Uli Hoeneß greift Politik an – und droht mit Auswanderung aus Deutschland
Gabriel HethurHoeneß macht Politiker verantwortlich und nennt seinen größten Albtraum - Uli Hoeneß greift Politik an – und droht mit Auswanderung aus Deutschland
Uli Hoeneß, Ehrenpräsident des FC Bayern München, hat in den letzten Wochen mit einer Reihe ungeschminkter politischer Äußerungen von sich reden gemacht. Der ehemalige Vereinsfunktionär kritisierte die frühere deutsche Regierung, griff Forderungen von Gewerkschaften scharf an und drohte sogar damit, das Land zu verlassen, sollte die rechtspopulistische AfD an die Macht kommen. Seine Kommentare richteten sich auch gegen Außenministerin Annalena Baerbock, während er gleichzeitig Bundeskanzler Friedrich Merz lobte.
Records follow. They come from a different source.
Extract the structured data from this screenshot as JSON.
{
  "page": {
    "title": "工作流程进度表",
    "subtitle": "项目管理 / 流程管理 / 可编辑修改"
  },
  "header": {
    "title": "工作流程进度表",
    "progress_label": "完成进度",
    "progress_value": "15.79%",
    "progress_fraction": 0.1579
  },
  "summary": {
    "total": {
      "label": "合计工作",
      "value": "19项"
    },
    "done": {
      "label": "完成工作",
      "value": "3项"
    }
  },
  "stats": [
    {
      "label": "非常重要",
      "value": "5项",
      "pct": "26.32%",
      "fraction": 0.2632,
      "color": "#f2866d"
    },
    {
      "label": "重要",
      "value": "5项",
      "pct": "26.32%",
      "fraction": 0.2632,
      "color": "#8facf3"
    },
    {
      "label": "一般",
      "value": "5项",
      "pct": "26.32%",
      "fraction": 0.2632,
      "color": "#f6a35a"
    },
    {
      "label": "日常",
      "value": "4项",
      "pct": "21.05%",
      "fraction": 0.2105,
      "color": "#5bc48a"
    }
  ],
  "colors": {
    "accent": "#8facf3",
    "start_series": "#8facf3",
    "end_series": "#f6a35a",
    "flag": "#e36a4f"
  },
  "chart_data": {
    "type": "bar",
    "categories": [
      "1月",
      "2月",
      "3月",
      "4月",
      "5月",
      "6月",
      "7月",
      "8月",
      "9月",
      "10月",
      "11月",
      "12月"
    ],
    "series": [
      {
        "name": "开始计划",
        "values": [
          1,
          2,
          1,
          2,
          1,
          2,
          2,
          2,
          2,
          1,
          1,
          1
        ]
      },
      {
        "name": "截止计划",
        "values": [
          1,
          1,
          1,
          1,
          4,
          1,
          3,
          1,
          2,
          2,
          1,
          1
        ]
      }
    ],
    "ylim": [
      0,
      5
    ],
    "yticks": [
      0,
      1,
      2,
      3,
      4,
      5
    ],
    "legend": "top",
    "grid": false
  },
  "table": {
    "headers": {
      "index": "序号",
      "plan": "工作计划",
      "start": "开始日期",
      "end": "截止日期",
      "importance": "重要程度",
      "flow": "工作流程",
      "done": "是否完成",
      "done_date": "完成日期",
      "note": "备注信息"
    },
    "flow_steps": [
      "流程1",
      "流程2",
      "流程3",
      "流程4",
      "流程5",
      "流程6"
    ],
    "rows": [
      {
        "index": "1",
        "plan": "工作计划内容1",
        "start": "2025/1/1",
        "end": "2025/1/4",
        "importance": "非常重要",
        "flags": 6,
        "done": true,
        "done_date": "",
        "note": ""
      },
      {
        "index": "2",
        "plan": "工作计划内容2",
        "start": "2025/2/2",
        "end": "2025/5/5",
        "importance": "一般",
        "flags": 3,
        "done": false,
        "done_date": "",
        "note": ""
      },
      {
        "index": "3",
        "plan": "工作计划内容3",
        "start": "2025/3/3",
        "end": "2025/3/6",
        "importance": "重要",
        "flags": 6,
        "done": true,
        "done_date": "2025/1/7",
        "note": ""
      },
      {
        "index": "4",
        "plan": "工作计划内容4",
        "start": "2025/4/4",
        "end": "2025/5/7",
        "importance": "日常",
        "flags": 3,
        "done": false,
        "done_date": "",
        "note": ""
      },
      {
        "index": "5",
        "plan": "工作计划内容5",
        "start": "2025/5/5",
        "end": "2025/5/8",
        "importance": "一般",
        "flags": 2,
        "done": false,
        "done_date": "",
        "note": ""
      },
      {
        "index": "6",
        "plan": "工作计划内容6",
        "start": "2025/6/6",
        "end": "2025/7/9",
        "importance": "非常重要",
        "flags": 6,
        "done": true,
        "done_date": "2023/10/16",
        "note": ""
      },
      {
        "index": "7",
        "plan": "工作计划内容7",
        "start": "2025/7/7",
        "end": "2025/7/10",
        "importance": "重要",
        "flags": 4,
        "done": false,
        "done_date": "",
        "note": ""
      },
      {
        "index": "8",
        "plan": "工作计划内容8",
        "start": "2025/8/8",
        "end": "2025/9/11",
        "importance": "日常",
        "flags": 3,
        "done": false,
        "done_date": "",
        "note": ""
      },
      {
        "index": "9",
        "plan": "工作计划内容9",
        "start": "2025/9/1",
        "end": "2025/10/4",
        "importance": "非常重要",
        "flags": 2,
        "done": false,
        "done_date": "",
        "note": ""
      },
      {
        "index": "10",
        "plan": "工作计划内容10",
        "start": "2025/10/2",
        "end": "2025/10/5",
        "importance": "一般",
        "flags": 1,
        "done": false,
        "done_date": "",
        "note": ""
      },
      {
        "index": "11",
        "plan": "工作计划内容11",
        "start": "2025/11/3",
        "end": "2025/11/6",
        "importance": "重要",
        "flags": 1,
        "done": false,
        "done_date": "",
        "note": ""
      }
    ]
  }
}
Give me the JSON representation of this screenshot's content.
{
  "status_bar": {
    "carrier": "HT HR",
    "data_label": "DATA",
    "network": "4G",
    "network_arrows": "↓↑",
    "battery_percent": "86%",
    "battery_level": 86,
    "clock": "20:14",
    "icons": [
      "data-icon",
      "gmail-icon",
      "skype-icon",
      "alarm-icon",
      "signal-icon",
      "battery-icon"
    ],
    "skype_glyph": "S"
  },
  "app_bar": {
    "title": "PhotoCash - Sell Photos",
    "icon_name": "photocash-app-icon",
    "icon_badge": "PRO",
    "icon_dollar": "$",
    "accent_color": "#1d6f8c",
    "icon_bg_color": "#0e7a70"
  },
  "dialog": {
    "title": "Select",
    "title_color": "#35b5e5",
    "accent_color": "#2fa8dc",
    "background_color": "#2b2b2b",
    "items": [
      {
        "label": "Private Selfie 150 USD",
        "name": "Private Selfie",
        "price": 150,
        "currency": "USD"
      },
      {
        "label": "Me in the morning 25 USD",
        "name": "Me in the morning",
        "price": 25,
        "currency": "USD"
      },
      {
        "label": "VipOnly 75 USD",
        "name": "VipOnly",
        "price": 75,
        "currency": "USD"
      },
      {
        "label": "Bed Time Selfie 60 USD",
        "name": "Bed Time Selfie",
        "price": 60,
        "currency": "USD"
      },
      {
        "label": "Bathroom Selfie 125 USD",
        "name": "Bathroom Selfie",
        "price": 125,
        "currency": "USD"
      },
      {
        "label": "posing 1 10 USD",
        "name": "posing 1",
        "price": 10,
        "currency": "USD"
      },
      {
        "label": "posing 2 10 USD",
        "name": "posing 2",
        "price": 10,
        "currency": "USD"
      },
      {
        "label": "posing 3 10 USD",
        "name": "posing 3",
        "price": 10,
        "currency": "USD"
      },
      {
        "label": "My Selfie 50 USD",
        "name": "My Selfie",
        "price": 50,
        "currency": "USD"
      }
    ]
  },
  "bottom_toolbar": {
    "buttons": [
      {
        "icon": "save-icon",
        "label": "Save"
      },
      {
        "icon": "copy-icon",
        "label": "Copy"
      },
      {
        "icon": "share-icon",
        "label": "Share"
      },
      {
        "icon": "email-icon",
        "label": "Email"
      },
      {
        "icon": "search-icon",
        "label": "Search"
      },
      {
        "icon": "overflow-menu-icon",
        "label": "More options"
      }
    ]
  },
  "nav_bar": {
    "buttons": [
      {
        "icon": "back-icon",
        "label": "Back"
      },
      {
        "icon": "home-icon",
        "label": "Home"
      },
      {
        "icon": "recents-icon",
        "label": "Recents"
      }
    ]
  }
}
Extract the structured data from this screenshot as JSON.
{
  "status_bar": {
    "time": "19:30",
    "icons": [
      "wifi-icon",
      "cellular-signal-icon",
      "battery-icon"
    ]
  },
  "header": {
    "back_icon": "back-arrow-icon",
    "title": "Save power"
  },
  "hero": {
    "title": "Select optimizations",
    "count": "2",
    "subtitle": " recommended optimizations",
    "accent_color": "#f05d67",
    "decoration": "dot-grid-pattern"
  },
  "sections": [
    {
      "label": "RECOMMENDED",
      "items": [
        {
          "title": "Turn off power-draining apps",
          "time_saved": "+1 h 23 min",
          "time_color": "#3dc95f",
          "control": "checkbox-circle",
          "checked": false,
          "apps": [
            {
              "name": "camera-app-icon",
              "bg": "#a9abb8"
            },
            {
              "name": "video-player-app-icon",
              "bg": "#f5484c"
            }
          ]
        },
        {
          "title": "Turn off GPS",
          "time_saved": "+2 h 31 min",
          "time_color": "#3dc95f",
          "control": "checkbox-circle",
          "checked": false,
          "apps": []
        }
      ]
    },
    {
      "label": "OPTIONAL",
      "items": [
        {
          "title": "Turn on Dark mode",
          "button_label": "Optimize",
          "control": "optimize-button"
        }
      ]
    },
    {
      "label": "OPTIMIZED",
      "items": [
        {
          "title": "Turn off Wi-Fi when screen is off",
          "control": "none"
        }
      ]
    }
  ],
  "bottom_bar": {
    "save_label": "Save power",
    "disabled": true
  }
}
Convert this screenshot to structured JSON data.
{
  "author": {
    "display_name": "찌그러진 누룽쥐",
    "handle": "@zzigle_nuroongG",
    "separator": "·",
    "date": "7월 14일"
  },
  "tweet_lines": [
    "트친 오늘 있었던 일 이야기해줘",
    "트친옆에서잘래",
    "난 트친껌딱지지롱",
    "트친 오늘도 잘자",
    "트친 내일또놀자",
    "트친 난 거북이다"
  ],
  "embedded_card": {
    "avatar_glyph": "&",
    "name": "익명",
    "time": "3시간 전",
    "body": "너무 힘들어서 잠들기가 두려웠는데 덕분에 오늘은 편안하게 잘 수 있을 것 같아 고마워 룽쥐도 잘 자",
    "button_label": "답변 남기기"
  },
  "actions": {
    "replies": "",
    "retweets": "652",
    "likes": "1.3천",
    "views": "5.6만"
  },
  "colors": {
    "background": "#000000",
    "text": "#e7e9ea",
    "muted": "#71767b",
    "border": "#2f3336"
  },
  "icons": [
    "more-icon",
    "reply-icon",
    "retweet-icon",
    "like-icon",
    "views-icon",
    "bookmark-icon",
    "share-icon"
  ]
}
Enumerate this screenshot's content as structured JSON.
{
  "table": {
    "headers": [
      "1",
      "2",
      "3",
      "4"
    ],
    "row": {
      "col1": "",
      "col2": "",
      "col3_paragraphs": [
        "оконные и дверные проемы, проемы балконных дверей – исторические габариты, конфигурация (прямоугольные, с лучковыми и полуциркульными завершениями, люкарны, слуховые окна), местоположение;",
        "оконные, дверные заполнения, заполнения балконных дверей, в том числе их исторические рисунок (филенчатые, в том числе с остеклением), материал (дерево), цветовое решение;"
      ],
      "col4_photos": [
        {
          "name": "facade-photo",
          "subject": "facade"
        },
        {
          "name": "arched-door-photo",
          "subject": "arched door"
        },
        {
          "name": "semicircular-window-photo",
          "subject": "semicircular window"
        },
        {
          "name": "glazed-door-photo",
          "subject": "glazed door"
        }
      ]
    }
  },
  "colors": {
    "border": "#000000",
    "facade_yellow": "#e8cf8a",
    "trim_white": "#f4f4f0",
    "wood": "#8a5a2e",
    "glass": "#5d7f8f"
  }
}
Besonders hart ging Hoeneß mit der Gewerkschaft Verdi ins Gericht, die eine Verkürzung der Wochenarbeitszeit von 38 auf 35 Stunden fordert. Das Vorhaben bezeichnete er als realitätsfremd und stellte infrage, wie Deutschland mit kürzeren Arbeitszeiten global konkurrenzfähig bleiben solle. Stattdessen plädierte er dafür, die Anstrengungen zu erhöhen – statt sie zu reduzieren.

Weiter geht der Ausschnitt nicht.